( ! ) Warning: mysql_fetch_array() expects parameter 1 to be resource

[tammana]

Hi I am very new to php. i am just learning php.

I am trying to go to profile page from login page so i created a page process to fetch username and password.

but it is giving me an error ( ! ) Warning: mysql_fetch_array() expects parameter 1 to be resource, boolean given in C:\wamp\www\project\process.php on line 12

i don't understand what does this error mean?

 

here is my code:

 

<?php

mysql_connect("localhost", "root", "");

mysql_select_db("project");

$result = mysql_query("SELECT id From users where username='".$_POST['username']."'" and "password='".$_POST['password']."'");

$row = mysql_fetch_array($result);

$_SESSION['userid']=$row['id'];

?>

[Pikachu2000]

Your query is failing and returning a boolean value of FALSE to mysql_fetch_array(). Edit your code so the query string is in a variable, then you can echo both the query string and any errors returned from MySQL.

 

$query = "SELECT id FROM users WHERE username = '{$_POST['username']}' AND password = '{$_POST['password']}";
$result = mysql_query($query) or die( "<br>Query string: $query<br>Produced error: " . mysql_error() );
$row = mysql_fetch_array($result);

[El Chupacodra]

$result = mysql_query("SELECT id From users where username='".$_POST['username']."'" and "password='".$_POST['password']."'");

If you look at the quotation marks you seem to cut the query off at this point: ...username']."'" and...

It should work if you write it like $result = mysql_query("SELECT id From users where username='".$_POST['username']."' AND password='".$_POST['password']."'");

 

If you plan to keep coding it's better to do like Pikachu said, assign the values from the form to variables and put the query in another variable.
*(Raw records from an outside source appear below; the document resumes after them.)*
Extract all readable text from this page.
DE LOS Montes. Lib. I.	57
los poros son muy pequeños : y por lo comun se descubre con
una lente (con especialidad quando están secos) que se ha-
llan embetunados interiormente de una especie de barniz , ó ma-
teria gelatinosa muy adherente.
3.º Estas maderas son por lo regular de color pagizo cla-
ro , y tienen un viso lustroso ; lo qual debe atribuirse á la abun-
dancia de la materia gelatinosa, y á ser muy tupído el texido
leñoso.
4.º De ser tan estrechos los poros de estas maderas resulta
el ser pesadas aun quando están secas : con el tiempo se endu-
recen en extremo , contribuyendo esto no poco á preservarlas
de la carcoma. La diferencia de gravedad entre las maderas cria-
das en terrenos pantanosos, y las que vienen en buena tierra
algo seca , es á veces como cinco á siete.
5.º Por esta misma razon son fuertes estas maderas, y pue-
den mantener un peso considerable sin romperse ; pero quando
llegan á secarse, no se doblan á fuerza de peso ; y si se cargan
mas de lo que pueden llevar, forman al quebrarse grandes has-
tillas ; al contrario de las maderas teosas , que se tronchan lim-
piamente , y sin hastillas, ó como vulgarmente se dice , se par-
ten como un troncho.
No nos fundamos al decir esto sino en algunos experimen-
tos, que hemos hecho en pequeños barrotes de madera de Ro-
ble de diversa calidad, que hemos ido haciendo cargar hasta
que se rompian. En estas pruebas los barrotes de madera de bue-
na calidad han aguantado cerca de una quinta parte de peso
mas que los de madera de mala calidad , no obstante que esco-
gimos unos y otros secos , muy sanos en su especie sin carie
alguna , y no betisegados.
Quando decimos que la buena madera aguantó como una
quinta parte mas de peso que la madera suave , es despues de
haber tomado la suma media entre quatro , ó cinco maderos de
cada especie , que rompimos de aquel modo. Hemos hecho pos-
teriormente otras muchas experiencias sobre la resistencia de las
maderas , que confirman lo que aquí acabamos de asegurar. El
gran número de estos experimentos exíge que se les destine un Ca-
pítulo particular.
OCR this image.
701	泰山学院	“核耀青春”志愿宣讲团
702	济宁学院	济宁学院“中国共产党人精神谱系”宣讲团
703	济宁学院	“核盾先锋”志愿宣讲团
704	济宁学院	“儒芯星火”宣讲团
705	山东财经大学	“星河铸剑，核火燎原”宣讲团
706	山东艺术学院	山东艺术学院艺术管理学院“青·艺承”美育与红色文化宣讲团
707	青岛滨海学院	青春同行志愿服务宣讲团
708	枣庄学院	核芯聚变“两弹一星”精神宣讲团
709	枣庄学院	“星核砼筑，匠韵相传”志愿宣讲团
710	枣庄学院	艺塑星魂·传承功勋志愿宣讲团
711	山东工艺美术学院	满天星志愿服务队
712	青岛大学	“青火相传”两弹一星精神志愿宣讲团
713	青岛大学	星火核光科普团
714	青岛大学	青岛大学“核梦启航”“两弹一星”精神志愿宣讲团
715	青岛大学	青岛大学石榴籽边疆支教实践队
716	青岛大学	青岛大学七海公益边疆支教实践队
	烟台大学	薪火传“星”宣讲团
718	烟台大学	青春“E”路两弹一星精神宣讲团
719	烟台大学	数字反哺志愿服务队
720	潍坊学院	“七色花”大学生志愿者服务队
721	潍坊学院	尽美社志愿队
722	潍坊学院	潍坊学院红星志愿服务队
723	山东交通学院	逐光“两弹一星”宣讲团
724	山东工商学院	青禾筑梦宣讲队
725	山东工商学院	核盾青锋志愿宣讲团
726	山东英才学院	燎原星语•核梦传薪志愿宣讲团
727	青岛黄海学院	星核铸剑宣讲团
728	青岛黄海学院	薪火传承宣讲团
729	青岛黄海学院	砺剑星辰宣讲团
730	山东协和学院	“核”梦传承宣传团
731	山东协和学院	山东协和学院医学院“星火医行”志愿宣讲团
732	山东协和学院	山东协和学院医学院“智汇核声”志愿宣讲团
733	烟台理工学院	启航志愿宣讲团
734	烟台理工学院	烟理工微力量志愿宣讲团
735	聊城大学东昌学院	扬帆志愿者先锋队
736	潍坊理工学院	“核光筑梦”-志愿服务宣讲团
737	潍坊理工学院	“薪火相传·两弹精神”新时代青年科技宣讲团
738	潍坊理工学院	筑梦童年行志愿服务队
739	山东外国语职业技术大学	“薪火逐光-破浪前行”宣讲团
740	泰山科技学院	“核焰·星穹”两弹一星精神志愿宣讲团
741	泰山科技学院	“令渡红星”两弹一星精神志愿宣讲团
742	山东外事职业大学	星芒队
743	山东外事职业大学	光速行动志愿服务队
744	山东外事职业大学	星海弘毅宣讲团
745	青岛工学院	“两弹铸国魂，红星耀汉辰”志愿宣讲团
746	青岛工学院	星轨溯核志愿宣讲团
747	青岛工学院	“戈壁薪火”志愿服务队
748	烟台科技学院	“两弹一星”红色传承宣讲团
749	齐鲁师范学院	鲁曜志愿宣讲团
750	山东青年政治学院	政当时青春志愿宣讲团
Then you can echo all variables and see if they look right AND echo the query itself.

Also, after the query you can put a die clause with the sql error so you get a message saying what went wrong.

 

So like this:

$username = $_POST['username'];

$password = $_POST['password'];

$query = "SELECT id From users where username='$username' AND password='$password'";

$result = mysql_query($query) or die("Query failed".mysql_error());

 

If I messed that up it will tell you why.